In January 2014, Canal+ acquired the Israeli series. A DVD release followed. Due to the series success in Europe, a second season was produced and acquired by Canal+, who broadcast it in March & April 2016.

The series' first season was released on Netflix in multiple regions in September 2016 with the second season following in June 2017.

In February 2017, the second season was released in the UK as an exclusive download on BBC Store.

In the UK, Arrow films released the first series on DVD in March 2015 and the second series in May 2017.

In 2017, season 1 and 2 were shown together under the title of Die Geiseln on German channel RTL Crime.

==Soundtrack==
The soundtrack by Roy Nassee (of electronic music group Pick Right) and Alon Cohen was met with praise. The Arts Desk website described it as containing "threatening electro-metallic throb sounds which rarely let up". The Movie Waffler said that the score "builds such incredible amounts of tension to run nicely with the developing plot. Just from the first episode the tension is piled on and the music does that a lot throughout. It seems to trickle away like a bad nightmare down the back of your neck, lifting the hairs up as the action is presented on screen. In general the music is great and it’s the quick successive beats that get the heart racing". EQ view noted that the action was underpinned by a "terrific score by Alon Cohen and Roy Nassee that features minimalist electronics and sinister percussion that ebbs and flows through high tension scenes with a persistent menacing drone".

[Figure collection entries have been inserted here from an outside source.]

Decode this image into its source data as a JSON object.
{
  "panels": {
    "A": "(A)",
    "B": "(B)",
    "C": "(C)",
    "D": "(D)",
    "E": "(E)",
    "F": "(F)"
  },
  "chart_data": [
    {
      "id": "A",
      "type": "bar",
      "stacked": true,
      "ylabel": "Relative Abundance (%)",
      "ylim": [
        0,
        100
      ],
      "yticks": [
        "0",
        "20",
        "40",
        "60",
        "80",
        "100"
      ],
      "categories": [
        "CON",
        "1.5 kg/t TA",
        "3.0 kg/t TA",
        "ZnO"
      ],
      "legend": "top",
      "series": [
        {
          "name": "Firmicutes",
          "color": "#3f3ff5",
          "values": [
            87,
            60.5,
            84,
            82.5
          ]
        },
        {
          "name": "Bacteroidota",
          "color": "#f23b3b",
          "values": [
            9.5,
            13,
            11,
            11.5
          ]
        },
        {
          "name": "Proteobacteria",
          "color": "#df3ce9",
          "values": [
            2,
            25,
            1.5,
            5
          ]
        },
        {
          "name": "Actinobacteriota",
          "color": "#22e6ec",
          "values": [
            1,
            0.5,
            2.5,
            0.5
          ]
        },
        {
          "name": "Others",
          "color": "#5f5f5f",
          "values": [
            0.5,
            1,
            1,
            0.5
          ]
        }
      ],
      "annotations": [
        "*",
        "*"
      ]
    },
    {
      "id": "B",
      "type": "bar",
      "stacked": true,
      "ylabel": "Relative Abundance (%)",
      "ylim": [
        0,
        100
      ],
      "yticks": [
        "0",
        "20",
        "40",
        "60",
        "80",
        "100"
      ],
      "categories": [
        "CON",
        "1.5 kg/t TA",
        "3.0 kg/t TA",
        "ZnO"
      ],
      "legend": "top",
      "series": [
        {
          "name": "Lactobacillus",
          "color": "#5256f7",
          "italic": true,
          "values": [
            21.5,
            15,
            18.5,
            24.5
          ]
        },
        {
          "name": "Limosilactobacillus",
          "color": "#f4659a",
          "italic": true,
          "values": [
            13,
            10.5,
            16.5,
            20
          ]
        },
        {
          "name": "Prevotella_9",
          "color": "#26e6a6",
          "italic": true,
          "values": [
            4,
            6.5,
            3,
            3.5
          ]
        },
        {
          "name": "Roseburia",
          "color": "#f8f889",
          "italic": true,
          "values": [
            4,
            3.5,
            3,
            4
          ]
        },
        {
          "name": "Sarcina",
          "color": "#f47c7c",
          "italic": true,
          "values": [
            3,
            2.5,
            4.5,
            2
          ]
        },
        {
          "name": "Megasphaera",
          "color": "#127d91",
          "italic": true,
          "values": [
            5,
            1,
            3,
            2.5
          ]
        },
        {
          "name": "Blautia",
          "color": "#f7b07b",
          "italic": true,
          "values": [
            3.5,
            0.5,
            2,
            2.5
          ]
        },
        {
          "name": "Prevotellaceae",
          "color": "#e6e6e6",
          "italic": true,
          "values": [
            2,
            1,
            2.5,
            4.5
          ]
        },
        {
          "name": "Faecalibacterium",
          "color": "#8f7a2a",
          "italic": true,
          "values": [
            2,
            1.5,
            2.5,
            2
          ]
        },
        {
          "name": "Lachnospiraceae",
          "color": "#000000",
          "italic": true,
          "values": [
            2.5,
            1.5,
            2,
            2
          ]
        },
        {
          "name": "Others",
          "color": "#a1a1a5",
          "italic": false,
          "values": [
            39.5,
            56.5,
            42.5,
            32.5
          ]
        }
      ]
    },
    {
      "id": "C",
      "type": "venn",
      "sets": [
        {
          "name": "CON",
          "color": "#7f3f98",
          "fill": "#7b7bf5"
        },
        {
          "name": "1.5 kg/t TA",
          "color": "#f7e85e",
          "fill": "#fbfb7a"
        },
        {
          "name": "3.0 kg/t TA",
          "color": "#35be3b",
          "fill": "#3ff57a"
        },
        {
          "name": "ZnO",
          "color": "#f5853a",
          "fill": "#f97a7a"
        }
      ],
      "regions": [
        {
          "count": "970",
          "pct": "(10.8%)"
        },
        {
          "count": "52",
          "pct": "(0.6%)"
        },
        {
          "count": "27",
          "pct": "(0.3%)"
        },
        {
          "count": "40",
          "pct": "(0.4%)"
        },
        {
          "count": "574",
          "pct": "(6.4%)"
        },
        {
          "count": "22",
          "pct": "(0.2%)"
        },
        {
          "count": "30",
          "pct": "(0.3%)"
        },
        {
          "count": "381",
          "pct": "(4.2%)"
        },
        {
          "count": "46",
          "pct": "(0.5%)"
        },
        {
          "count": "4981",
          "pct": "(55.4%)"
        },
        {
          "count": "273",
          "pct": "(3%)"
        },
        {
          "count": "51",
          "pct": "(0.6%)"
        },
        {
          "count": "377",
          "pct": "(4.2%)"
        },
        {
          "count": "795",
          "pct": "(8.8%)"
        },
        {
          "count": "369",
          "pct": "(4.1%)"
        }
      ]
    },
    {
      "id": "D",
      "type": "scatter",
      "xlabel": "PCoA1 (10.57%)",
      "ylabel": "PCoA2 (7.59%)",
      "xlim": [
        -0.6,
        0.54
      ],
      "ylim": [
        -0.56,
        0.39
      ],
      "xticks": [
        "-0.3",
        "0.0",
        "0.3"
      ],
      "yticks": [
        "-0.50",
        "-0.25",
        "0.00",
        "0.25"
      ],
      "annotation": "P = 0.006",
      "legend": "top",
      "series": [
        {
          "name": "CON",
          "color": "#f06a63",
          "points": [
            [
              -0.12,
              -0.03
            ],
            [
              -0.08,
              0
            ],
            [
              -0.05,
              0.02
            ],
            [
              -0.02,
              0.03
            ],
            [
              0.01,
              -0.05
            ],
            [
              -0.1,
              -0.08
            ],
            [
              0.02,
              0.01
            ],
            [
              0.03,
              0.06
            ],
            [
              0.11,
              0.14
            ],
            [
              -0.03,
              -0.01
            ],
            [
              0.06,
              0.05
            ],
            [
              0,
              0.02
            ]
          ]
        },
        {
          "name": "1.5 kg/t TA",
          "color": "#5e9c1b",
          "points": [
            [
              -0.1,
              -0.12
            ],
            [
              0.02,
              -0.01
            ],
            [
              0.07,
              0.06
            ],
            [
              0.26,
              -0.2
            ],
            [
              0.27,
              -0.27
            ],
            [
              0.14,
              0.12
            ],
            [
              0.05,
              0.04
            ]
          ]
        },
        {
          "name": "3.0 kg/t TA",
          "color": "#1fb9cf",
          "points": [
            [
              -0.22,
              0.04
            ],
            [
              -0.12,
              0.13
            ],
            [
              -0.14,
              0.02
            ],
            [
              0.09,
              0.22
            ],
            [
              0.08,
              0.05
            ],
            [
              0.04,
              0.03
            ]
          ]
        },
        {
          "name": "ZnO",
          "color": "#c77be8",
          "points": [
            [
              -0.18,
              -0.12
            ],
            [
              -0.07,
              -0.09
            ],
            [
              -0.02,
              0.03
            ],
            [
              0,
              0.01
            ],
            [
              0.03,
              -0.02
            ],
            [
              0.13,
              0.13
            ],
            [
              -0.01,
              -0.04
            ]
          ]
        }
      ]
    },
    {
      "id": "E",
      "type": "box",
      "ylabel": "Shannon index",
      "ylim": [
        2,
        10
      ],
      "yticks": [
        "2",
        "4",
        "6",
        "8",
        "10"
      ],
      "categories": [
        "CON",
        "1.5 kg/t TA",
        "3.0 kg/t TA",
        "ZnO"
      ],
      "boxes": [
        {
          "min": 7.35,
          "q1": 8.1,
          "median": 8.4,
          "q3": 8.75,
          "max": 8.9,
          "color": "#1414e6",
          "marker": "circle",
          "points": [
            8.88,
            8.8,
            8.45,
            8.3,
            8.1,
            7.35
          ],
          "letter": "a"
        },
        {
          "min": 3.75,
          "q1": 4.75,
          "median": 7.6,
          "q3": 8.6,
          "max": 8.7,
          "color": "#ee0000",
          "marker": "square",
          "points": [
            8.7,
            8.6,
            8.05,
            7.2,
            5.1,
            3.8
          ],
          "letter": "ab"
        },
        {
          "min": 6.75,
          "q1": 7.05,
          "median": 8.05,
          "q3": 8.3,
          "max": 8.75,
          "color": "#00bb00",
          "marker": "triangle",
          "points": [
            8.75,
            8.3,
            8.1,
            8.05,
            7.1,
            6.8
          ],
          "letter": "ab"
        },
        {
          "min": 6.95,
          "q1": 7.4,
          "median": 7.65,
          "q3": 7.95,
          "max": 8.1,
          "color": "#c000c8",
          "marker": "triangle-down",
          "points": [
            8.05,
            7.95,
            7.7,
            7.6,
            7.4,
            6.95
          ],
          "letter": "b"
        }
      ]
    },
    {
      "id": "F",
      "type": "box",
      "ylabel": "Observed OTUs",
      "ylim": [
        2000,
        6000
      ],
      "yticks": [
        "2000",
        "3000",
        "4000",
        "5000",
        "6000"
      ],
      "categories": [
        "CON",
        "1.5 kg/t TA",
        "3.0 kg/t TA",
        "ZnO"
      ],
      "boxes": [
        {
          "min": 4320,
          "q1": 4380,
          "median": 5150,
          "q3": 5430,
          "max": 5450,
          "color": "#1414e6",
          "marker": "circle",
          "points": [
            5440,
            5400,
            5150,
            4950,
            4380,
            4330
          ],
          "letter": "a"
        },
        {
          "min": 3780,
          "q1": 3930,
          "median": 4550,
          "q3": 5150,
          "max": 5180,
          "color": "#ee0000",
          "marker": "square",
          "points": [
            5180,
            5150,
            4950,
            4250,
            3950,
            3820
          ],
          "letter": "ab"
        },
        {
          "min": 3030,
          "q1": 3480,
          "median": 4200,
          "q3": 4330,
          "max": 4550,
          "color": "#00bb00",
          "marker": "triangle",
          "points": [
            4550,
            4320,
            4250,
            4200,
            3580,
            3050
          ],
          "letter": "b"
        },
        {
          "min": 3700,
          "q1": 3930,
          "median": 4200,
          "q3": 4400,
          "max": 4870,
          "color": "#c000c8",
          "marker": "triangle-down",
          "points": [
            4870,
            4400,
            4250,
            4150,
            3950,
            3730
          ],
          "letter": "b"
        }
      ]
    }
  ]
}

The soundtrack has not been officially released but selections from both seasons are available on the artists respective websites.

==Reception==
===Critical reception===
Maariv said "you don't even notice the time pass and you're sitting with a dry throat and eyes glued to the screen. You're already booking the next episode and setting a reminder". Haaretz, another Israeli newspaper, said it "sets a new standard for Israeli TV".

In France, the series was also well-received by critics, with the newspaper L'Express describing it as "refined" and with a "stellar cast".

===Awards===
- Monte-Carlo Television Festival:
  - Best International Drama Series
  - Best Actress, Ayelet Zurer

==Remakes==
Before any Israeli broadcaster had been secured, the rights were sold to the American network CBS, which adapted it for the US market as Hostages. Toni Collette, Tate Donovan and Dylan McDermott were cast in the leading roles. The US version premiered on 23 September 2013, a month before the Israeli premiere. It was cancelled after its first season on CBS due to poor ratings.

Sameer Nair of Applause Entertainment bought the rights for an Indian adaptation in April 2018, followed by the principal shooting which started in May 2018 and completed in March 2019. Marked as Sudhir Mishra's digital debut, the series was eventually premiered on Disney+ Hotstar on 31 May 2019.